School leaders, students and parents are clashing over how many class periods there should be at L'Anse Creuse high schools. If students get their way, it could cost some teachers their jobs.

The school district has been dealing with declining enrollment and that means less per pupil funding from the state. One way to save money is to go back to the way the district used to do things. Six periods rather than seven and saving the money with less teachers.

The Potential layoffs are being considered as the district attempts to close a $2 million gap.

"So for the mistakes in the district, the students are supposed to pay for that," said one parent.

The floodgates opened and passion poured out at a L'Anse Creuse school board meeting.

"You are not speaking with the students' voices which is what you were put here to do," said a student.

"Without any regard for them," a student's father said. "You've made a decision to cut their programs."

Students and parents are clamoring to keep choice in the curriculum. Some say going from seven to six periods in a day will make the district less appealing.

So if the cuts go through that are proposed. what will we claim," asked one parent. "That we are average? That we have the same thing to offer, that all the other districts in the area offers."

Others argue, this may benefit some. The length of the day stays the same but teachers and students get more time in the classroom focusing on core subjects.

"If you fix your schedule around, you don't have to take three or four band classes," said a woman. "If you want to take extra music, take them after school."

"There isn't always a right answer it's just what works for us," said Dr. Jackie Johnston, superintendent of L'Anse Creuse.

This dialogue comes after someone vented their frustration illegally days ago, spray painting the school because they felt they weren't being heard on this issue.

"We're going to figure out who was responsible and there will be appropriate discipline," said Dr. Jackie Johnston, superintendent of L'Anse Creuse.

The superintendent says she understands why people felt left out the process until know - because they were.

"The process was a negotiation process with the union," she said.

Those negotiations are closed to the public until now.
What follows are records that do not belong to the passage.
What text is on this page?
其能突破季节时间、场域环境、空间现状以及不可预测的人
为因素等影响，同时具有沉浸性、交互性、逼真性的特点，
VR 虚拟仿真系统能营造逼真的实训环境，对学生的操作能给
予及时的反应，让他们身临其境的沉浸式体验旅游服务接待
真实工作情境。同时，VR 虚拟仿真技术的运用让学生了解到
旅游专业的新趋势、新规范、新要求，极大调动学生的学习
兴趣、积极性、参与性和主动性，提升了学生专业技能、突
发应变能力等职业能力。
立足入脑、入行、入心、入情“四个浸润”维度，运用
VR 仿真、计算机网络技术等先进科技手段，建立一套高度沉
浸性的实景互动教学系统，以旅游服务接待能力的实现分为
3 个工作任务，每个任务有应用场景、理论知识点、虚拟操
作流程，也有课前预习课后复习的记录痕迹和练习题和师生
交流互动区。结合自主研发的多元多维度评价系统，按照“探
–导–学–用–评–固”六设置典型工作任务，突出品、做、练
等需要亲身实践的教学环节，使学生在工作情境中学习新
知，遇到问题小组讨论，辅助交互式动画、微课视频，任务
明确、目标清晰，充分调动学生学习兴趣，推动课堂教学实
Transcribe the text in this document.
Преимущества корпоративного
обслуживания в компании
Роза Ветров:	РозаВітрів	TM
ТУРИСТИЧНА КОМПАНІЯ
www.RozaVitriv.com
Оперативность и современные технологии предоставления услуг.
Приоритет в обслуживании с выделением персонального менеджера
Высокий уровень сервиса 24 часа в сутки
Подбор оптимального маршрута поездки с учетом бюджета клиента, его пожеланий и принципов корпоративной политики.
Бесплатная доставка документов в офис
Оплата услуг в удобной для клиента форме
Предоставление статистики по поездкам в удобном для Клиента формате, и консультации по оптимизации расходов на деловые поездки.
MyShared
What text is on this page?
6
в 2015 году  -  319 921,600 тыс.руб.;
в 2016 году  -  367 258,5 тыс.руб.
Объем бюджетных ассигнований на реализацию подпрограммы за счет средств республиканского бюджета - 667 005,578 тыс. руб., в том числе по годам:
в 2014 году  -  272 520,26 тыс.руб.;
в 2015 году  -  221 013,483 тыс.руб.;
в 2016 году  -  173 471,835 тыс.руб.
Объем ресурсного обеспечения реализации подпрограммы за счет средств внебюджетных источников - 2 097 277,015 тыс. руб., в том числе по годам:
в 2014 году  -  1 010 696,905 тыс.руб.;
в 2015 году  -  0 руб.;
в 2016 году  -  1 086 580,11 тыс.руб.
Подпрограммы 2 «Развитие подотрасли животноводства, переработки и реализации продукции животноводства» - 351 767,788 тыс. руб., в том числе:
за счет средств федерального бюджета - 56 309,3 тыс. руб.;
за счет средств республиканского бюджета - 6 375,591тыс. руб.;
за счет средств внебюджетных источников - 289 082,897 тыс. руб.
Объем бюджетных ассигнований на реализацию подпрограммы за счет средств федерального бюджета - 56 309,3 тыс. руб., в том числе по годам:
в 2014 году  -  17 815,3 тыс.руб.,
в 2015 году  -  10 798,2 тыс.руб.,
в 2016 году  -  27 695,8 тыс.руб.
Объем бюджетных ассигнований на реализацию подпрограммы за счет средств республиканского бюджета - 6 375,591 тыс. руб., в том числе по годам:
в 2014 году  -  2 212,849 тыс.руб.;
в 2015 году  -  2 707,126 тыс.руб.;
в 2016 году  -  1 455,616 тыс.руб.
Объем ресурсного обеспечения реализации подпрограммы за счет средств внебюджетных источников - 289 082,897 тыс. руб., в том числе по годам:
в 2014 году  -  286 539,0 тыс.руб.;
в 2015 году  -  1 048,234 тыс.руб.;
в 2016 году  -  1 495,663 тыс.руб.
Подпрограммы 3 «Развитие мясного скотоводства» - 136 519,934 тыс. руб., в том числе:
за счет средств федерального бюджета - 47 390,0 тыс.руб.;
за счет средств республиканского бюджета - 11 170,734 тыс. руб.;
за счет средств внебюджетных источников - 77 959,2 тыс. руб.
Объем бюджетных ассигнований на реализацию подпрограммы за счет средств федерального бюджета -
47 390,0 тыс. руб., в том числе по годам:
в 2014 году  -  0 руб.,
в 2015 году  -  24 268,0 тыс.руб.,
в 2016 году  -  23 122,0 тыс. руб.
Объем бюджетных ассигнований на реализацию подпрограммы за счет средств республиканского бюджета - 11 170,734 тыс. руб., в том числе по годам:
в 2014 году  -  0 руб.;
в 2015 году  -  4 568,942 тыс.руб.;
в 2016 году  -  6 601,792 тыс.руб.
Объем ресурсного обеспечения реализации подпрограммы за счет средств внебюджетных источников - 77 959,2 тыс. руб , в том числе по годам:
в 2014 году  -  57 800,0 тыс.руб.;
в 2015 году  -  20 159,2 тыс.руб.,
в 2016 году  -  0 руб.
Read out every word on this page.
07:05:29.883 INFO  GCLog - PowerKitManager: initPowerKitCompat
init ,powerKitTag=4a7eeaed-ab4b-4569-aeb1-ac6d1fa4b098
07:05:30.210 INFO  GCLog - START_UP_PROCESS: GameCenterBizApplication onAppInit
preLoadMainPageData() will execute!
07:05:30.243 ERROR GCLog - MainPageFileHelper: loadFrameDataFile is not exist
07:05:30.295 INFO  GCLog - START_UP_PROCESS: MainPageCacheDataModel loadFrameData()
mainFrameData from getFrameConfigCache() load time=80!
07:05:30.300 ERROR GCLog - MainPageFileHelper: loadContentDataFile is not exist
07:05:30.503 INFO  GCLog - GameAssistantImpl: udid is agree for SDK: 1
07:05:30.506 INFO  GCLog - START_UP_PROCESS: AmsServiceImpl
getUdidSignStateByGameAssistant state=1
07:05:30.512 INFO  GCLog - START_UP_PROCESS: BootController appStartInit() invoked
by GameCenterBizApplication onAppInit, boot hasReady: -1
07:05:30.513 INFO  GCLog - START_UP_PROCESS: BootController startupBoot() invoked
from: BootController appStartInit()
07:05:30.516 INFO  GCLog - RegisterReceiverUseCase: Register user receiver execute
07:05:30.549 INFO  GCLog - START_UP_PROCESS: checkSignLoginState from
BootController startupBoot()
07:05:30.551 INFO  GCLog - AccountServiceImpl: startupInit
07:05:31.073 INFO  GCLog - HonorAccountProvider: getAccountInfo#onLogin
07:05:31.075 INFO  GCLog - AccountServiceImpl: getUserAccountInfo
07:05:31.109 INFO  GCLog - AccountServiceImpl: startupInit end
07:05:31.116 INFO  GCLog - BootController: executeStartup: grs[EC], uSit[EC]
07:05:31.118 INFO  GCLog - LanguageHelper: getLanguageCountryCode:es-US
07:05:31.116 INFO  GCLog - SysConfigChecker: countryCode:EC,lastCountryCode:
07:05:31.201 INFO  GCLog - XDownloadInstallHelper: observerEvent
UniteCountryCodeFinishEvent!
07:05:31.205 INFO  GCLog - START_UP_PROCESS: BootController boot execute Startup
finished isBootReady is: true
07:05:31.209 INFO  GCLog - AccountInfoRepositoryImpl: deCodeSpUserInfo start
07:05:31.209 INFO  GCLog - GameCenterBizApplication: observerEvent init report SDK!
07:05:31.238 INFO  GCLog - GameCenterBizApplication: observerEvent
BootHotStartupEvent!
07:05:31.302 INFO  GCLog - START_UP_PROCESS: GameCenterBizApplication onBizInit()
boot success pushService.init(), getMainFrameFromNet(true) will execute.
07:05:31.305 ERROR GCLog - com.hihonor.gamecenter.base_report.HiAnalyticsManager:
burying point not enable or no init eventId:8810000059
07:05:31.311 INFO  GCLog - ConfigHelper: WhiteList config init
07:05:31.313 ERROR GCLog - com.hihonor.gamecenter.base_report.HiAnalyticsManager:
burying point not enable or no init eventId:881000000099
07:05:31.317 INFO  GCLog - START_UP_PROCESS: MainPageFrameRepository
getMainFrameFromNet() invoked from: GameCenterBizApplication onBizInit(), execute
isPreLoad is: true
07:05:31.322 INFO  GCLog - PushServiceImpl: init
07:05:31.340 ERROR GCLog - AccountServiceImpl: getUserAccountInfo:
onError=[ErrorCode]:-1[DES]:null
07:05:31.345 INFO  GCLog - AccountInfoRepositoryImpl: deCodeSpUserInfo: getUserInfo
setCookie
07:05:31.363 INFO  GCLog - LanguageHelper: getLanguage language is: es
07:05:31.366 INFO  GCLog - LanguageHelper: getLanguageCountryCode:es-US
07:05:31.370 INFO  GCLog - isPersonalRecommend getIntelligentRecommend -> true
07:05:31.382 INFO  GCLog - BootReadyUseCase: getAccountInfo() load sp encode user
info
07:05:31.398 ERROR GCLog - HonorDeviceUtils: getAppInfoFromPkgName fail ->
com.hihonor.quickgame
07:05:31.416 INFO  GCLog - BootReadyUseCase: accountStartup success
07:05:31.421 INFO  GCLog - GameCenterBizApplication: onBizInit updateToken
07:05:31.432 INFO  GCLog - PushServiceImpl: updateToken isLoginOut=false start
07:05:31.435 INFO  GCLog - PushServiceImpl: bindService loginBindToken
So just how will the district save money in all this?

"It would be a direct cost of teachers," Johnston said. 

The potential; layoffs are a result of the $2 million gap.

"All your heads are on the chopping block and the ones who don't do the right thing," warned a parent to the school board. "Expect to be chopped."

According to one school board member we are talking about 10 teaching positions that could be lost as a result of this decision - one that could take all summer long.